Abstract 167: Optical Biopsy of Apoptosis in Ischemic Myocardium with Fluorometry
Background: Mitochondrial dysfunction plays an important role in the apoptotic process which contributes to ventricular remodeling and reperfusion injury. Unfortunately this understanding has not translated into therapeutic strategies because of an inability to assess mitochondrial dysfunction effectively in humans. We have developed an optical, catheter device to acquire the fluorescence signals of mitochondrial fluorophores, Nicotinamide Adenine Dinucleotide (NAD) and Flavoprotein (FP). The normalized ratio of these signals (FP/FP+NADH), called the redox ratio, is a measure of steady state metabolism. We hypothesize that our device can be used to quantify mitochondrial dysfunction/apoptosis associated with reperfusion injury in vivo.

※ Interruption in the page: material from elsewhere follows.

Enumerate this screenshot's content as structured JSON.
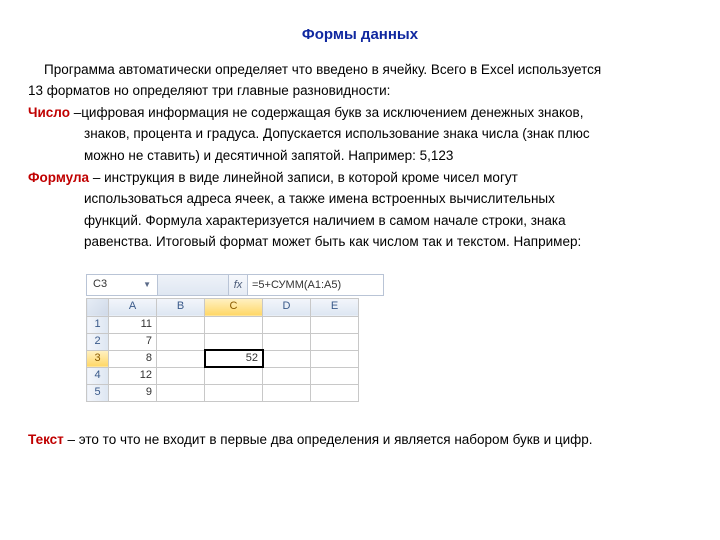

Method: Ten rabbits received coronary artery occlusion for 30 minutes followed by 3 hours reperfusion. Prior to ischemia, five animals received an infusion of saline and five cyclosporine A (CsA). Using the fluorometric probe the redox ratio was measured continuously in the area at risk (RA) during the entire experiment. RA and infarct size as a percentage of the RA (IA/RA) were determined using a double staining technique. Myocardium from under the probe was assessed for apoptosis using In Situ Oligo Ligation (ISOL).
Results: The redox ratio (RR) demonstrated a marked oxidative shift after reperfusion in the saline animals. This shift that progressed steadily during reperfusion, is due to uncoupling in the mitochondrial electron transport chain. The administration of CsA significantly reduced IA/RA, apoptosis and the oxidative shift in the redox ratio. ISOL positivity and IA/RA were also highly correlated with terminal redox ratio values (p<0.05).
Conclusion: In vivo measurement of the redox ratio correlates well with reperfusion induced injury and apoptosis. With further study, this technique may be developed into a clinical tool to assess reperfusion injury and ventricular remodeling.